# STM Study of Quantum Hall Isospin Ferromagnetic States of Zero Landau   Level in Graphene Monolayer

**Authors:** Si-Yu Li, Yu Zhang, Long-Jing Yin, and Lin He

arXiv: 1904.06902 · 2019-09-04

## TL;DR

This study uses atomic-scale imaging to explore quantum Hall isospin ferromagnetic states in graphene's zero Landau level, revealing spin and valley splitting behaviors and an interaction-driven density wave at charge neutrality.

## Contribution

It provides the first atomic-scale imaging of QHIFM states in graphene, demonstrating direct visualization of wavefunctions and density waves associated with these states.

## Key findings

- Valley splitting scales linearly with magnetic field.
- Spin degeneracy is lifted by magnetic fields at all fillings.
- Density wave with Kekule distortion observed at charge neutrality.

## Abstract

A number of quantum Hall isospin ferromagnetic (QHIFM) states have been predicted in the relativistic zero Landau level (LL) of graphene monolayer. These states, especially the states at LL filling factor v = 0 of charge-neutral graphene, have been extensively explored in experiment. To date, identification of these high-field broken-symmetry states has mostly relied on macroscopic transport techniques. Here, we study splitting of the zero LL of graphene at partial filling and demonstrate a direct approach by imaging the QHIFM states at atomic scale with a scanning tunneling microscope. At half filling of the zero LL (v = 0), the system is in a spin unpolarized state and we observe a linear magnetic-field-scaling of valley splitting. Simultaneously, the spin degeneracy in the two valleys is also lifted by the magnetic fields.
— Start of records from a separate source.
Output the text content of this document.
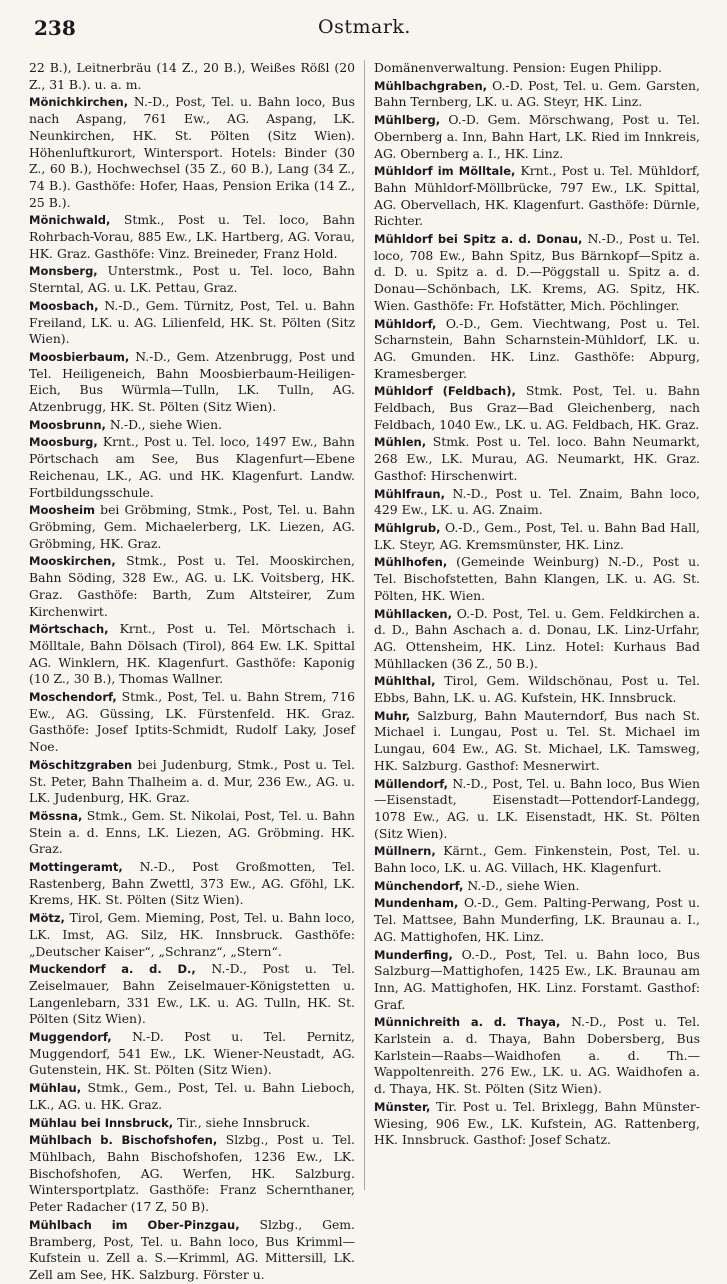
238	Ostmark.

22 B.), Leitnerbräu (14 Z., 20 B.), Weißes Rößl (20 Z., 31 B.). u. a. m.

Mönichkirchen, N.-D., Post, Tel. u. Bahn loco, Bus nach Aspang, 761 Ew., AG. Aspang, LK. Neunkirchen, HK. St. Pölten (Sitz Wien). Höhenluftkurort, Wintersport. Hotels: Binder (30 Z., 60 B.), Hochwechsel (35 Z., 60 B.), Lang (34 Z., 74 B.). Gasthöfe: Hofer, Haas, Pension Erika (14 Z., 25 B.).

Mönichwald, Stmk., Post u. Tel. loco, Bahn Rohrbach-Vorau, 885 Ew., LK. Hartberg, AG. Vorau, HK. Graz. Gasthöfe: Vinz. Breineder, Franz Hold.

Monsberg, Unterstmk., Post u. Tel. loco, Bahn Sterntal, AG. u. LK. Pettau, Graz.

Moosbach, N.-D., Gem. Türnitz, Post, Tel. u. Bahn Freiland, LK. u. AG. Lilienfeld, HK. St. Pölten (Sitz Wien).

Moosbierbaum, N.-D., Gem. Atzenbrugg, Post und Tel. Heiligeneich, Bahn Moosbierbaum-Heiligen-Eich, Bus Würmla—Tulln, LK. Tulln, AG. Atzenbrugg, HK. St. Pölten (Sitz Wien).

Moosbrunn, N.-D., siehe Wien.

Moosburg, Krnt., Post u. Tel. loco, 1497 Ew., Bahn Pörtschach am See, Bus Klagenfurt—Ebene Reichenau, LK., AG. und HK. Klagenfurt. Landw. Fortbildungsschule.

Moosheim bei Gröbming, Stmk., Post, Tel. u. Bahn Gröbming, Gem. Michaelerberg, LK. Liezen, AG. Gröbming, HK. Graz.

Mooskirchen, Stmk., Post u. Tel. Mooskirchen, Bahn Söding, 328 Ew., AG. u. LK. Voitsberg, HK. Graz. Gasthöfe: Barth, Zum Altsteirer, Zum Kirchenwirt.

Mörtschach, Krnt., Post u. Tel. Mörtschach i. Mölltale, Bahn Dölsach (Tirol), 864 Ew. LK. Spittal AG. Winklern, HK. Klagenfurt. Gasthöfe: Kaponig (10 Z., 30 B.), Thomas Wallner.

Moschendorf, Stmk., Post, Tel. u. Bahn Strem, 716 Ew., AG. Güssing, LK. Fürstenfeld. HK. Graz. Gasthöfe: Josef Iptits-Schmidt, Rudolf Laky, Josef Noe.

Möschitzgraben bei Judenburg, Stmk., Post u. Tel. St. Peter, Bahn Thalheim a. d. Mur, 236 Ew., AG. u. LK. Judenburg, HK. Graz.

Mössna, Stmk., Gem. St. Nikolai, Post, Tel. u. Bahn Stein a. d. Enns, LK. Liezen, AG. Gröbming. HK. Graz.

Mottingeramt, N.-D., Post Großmotten, Tel. Rastenberg, Bahn Zwettl, 373 Ew., AG. Gföhl, LK. Krems, HK. St. Pölten (Sitz Wien).

Mötz, Tirol, Gem. Mieming, Post, Tel. u. Bahn loco, LK. Imst, AG. Silz, HK. Innsbruck. Gasthöfe: „Deutscher Kaiser“, „Schranz“, „Stern“.

Muckendorf a. d. D., N.-D., Post u. Tel. Zeiselmauer, Bahn Zeiselmauer-Königstetten u. Langenlebarn, 331 Ew., LK. u. AG. Tulln, HK. St. Pölten (Sitz Wien).

Muggendorf, N.-D. Post u. Tel. Pernitz, Muggendorf, 541 Ew., LK. Wiener-Neustadt, AG. Gutenstein, HK. St. Pölten (Sitz Wien).

Mühlau, Stmk., Gem., Post, Tel. u. Bahn Lieboch, LK., AG. u. HK. Graz.

Mühlau bei Innsbruck, Tir., siehe Innsbruck.

Mühlbach b. Bischofshofen, Slzbg., Post u. Tel. Mühlbach, Bahn Bischofshofen, 1236 Ew., LK. Bischofshofen, AG. Werfen, HK. Salzburg. Wintersportplatz. Gasthöfe: Franz Schernthaner, Peter Radacher (17 Z, 50 B).

Mühlbach im Ober-Pinzgau, Slzbg., Gem. Bramberg, Post, Tel. u. Bahn loco, Bus Krimml—Kufstein u. Zell a. S.—Krimml, AG. Mittersill, LK. Zell am See, HK. Salzburg. Förster u.

Domänenverwaltung. Pension: Eugen Philipp.

Mühlbachgraben, O.-D. Post, Tel. u. Gem. Garsten, Bahn Ternberg, LK. u. AG. Steyr, HK. Linz.

Mühlberg, O.-D. Gem. Mörschwang, Post u. Tel. Obernberg a. Inn, Bahn Hart, LK. Ried im Innkreis, AG. Obernberg a. I., HK. Linz.

Mühldorf im Mölltale, Krnt., Post u. Tel. Mühldorf, Bahn Mühldorf-Möllbrücke, 797 Ew., LK. Spittal, AG. Obervellach, HK. Klagenfurt. Gasthöfe: Dürnle, Richter.

Mühldorf bei Spitz a. d. Donau, N.-D., Post u. Tel. loco, 708 Ew., Bahn Spitz, Bus Bärnkopf—Spitz a. d. D. u. Spitz a. d. D.—Pöggstall u. Spitz a. d. Donau—Schönbach, LK. Krems, AG. Spitz, HK. Wien. Gasthöfe: Fr. Hofstätter, Mich. Pöchlinger.

Mühldorf, O.-D., Gem. Viechtwang, Post u. Tel. Scharnstein, Bahn Scharnstein-Mühldorf, LK. u. AG. Gmunden. HK. Linz. Gasthöfe: Abpurg, Kramesberger.

Mühldorf (Feldbach), Stmk. Post, Tel. u. Bahn Feldbach, Bus Graz—Bad Gleichenberg, nach Feldbach, 1040 Ew., LK. u. AG. Feldbach, HK. Graz.

Mühlen, Stmk. Post u. Tel. loco. Bahn Neumarkt, 268 Ew., LK. Murau, AG. Neumarkt, HK. Graz. Gasthof: Hirschenwirt.

Mühlfraun, N.-D., Post u. Tel. Znaim, Bahn loco, 429 Ew., LK. u. AG. Znaim.

Mühlgrub, O.-D., Gem., Post, Tel. u. Bahn Bad Hall, LK. Steyr, AG. Kremsmünster, HK. Linz.

Mühlhofen, (Gemeinde Weinburg) N.-D., Post u. Tel. Bischofstetten, Bahn Klangen, LK. u. AG. St. Pölten, HK. Wien.

Mühllacken, O.-D. Post, Tel. u. Gem. Feldkirchen a. d. D., Bahn Aschach a. d. Donau, LK. Linz-Urfahr, AG. Ottensheim, HK. Linz. Hotel: Kurhaus Bad Mühllacken (36 Z., 50 B.).

Mühlthal, Tirol, Gem. Wildschönau, Post u. Tel. Ebbs, Bahn, LK. u. AG. Kufstein, HK. Innsbruck.

Muhr, Salzburg, Bahn Mauterndorf, Bus nach St. Michael i. Lungau, Post u. Tel. St. Michael im Lungau, 604 Ew., AG. St. Michael, LK. Tamsweg, HK. Salzburg. Gasthof: Mesnerwirt.

Müllendorf, N.-D., Post, Tel. u. Bahn loco, Bus Wien—Eisenstadt, Eisenstadt—Pottendorf-Landegg, 1078 Ew., AG. u. LK. Eisenstadt, HK. St. Pölten (Sitz Wien).

Müllnern, Kärnt., Gem. Finkenstein, Post, Tel. u. Bahn loco, LK. u. AG. Villach, HK. Klagenfurt.

Münchendorf, N.-D., siehe Wien.

Mundenham, O.-D., Gem. Palting-Perwang, Post u. Tel. Mattsee, Bahn Munderfing, LK. Braunau a. I., AG. Mattighofen, HK. Linz.

Munderfing, O.-D., Post, Tel. u. Bahn loco, Bus Salzburg—Mattighofen, 1425 Ew., LK. Braunau am Inn, AG. Mattighofen, HK. Linz. Forstamt. Gasthof: Graf.

Münnichreith a. d. Thaya, N.-D., Post u. Tel. Karlstein a. d. Thaya, Bahn Dobersberg, Bus Karlstein—Raabs—Waidhofen a. d. Th.—Wappoltenreith. 276 Ew., LK. u. AG. Waidhofen a. d. Thaya, HK. St. Pölten (Sitz Wien).

Münster, Tir. Post u. Tel. Brixlegg, Bahn Münster-Wiesing, 906 Ew., LK. Kufstein, AG. Rattenberg, HK. Innsbruck. Gasthof: Josef Schatz.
When the Fermi level lies inside the spin-polarized states (at v = 1 or -1), the spin splitting is dramatically enhanced because of the strong many-body effects. At v = 0, we direct image the wavefunctions of the QHIFM states at atomic scale and observe an interaction-driven density wave featuring a Kekule distortion, which is responsible for the large gap at charge neutrality point in high magnetic fields.